The Log of the Wookey Hole Exploration Expedition
In the summer of 1935, a group of intrepid cavers mounted an assault on the famous show cave at Wookey Hole beneath the Mendip Hills in England. From an historical perspective, this was one of the earliest attempts by amateurs to explore underwater cave passages using diving equipment. Self-contained underwater breathing apparatus was in its infancy and not available to them, so they had to adopt bulky base-fed standard diving dress. The results of their work were published in the grandly titled 'The Log of the Wookey Hole Exploration Expedition 1935' which was prepared and printed privately by the leader of the venture, Graham Balcombe.
Balcombe's account of the publication of the book is given later. Only 175 copies (at 7 s 6 d each) were produced, and these have become something of a collectors' item – often exchanging hands for several hundred pounds. In his memoirs, Balcombe notes:
"That 'The Log of the Wookey Hole Divers' now commands such a considerable price in the market is no recognition of intrinsic merit but of the tremendous success of those who followed in our footsteps and then broke out to do much greater things; 'The Log' basks now in their glory."

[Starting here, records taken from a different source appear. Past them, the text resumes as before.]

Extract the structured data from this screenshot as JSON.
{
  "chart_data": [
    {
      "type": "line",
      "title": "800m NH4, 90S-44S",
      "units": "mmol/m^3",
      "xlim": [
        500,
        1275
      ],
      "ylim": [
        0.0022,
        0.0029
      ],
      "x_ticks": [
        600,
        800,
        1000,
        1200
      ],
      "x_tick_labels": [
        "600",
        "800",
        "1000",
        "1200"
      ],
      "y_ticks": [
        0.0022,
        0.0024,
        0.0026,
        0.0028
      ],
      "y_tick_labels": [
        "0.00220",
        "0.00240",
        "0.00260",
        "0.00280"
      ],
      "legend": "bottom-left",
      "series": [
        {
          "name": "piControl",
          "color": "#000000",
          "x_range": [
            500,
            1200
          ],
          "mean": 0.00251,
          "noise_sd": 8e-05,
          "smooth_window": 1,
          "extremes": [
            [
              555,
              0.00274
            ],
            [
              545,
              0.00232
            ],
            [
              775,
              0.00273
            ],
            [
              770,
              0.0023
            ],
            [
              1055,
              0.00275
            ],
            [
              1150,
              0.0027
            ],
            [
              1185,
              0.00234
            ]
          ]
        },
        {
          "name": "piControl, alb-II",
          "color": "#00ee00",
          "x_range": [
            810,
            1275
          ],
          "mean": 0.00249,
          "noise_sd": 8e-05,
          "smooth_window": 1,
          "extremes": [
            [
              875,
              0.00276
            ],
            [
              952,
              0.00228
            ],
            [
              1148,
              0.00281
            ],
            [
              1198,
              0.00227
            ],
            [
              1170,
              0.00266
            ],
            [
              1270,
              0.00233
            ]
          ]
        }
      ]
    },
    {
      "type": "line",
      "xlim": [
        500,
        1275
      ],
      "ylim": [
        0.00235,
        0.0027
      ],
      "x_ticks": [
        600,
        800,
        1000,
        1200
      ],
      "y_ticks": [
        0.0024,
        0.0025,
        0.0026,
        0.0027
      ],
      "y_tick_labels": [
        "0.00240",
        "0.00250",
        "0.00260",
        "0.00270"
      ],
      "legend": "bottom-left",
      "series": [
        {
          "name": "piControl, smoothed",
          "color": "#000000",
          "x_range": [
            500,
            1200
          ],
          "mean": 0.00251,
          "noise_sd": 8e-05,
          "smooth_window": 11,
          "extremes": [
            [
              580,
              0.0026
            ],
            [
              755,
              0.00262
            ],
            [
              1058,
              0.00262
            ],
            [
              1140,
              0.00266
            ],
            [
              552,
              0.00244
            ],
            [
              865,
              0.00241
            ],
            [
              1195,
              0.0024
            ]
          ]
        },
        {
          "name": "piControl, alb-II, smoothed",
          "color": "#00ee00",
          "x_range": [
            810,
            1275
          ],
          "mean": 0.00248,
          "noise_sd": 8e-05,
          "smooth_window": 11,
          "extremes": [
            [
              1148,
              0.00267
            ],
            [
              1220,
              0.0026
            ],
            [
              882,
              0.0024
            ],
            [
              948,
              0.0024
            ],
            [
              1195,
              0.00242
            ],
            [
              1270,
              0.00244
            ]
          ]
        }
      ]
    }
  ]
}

In the same text, Balcombe also explains that the exploration of Wookey Hole Caves came about by accident rather than by design. Balcombe, 'Digger' Harris and Jack Sheppard were involved in trying to extend the swallet cave of Swildon's Hole at Priddy, high on the Mendip plateau above Wookey Hole. At the time, it was not known for certain that the cave was a major feeder to the River Axe which emerges at Wookey Hole (rather it was thought by some that Swildon's Hole drained to Cheddar). By 1921, the cave had been explored as far as an ominous looking pool where the way on lay below its surface. Blasting the obstruction had been to no avail and diving had been attempted. Ever the inventor, Balcombe fashioned a 40' long snorkel using hose pipe and components from a ladies' bicycle frame. This too was unsuccessful (and nearly fatal), so an approach was made to Siebe, Gorman & Co., the submarine and safety engineers, for the purpose of obtaining the latest in diving technology. Jack Sheppard visited the company's owner, Sir Robert Davis, to explain the need for lightweight equipment appropriate for the confines of Swildon's Hole, but there was nothing suitable. Instead, Balcombe took up Davis's offer of their standard diving dress equipment and the services of an instructor, and found a site that could accommodate such paraphernalia: Wookey Hole Caves.
Thus the scene was set for the events recounted here. As has been mentioned, original editions of 'The Log' are an expensive rarity. As we approach the 75th anniversary of the first cave dives at Wookey Hole, it is fitting to make this record more widely available by means of a reprint. This has proved no mean feat in itself, as much of the original text had to be retyped from scratch using Balcombe's un-numbered file copy left to the Cave Diving Group library as its source – this incorporates handwritten notes added by the author. I am indebted to the CDG librarian, Martin Grass, for entrusting me with this priceless tome. Every effort has been taken to make this version a close facsimile of the original – including its idiosyncratic (to the modern eye) punctuation and inconsistent capitalisation of chamber names etc. which are often changed in modern transcripts. Supporting material from Balcombe's archives has been added to further enhance the story. These were kindly provided by John Freeman from the records of his late father-in-law, Edmund Douglas, a close friend of Balcombe. Finally, an epilogue has been included to bring the story of The Divers and the exploration of the cave up to date.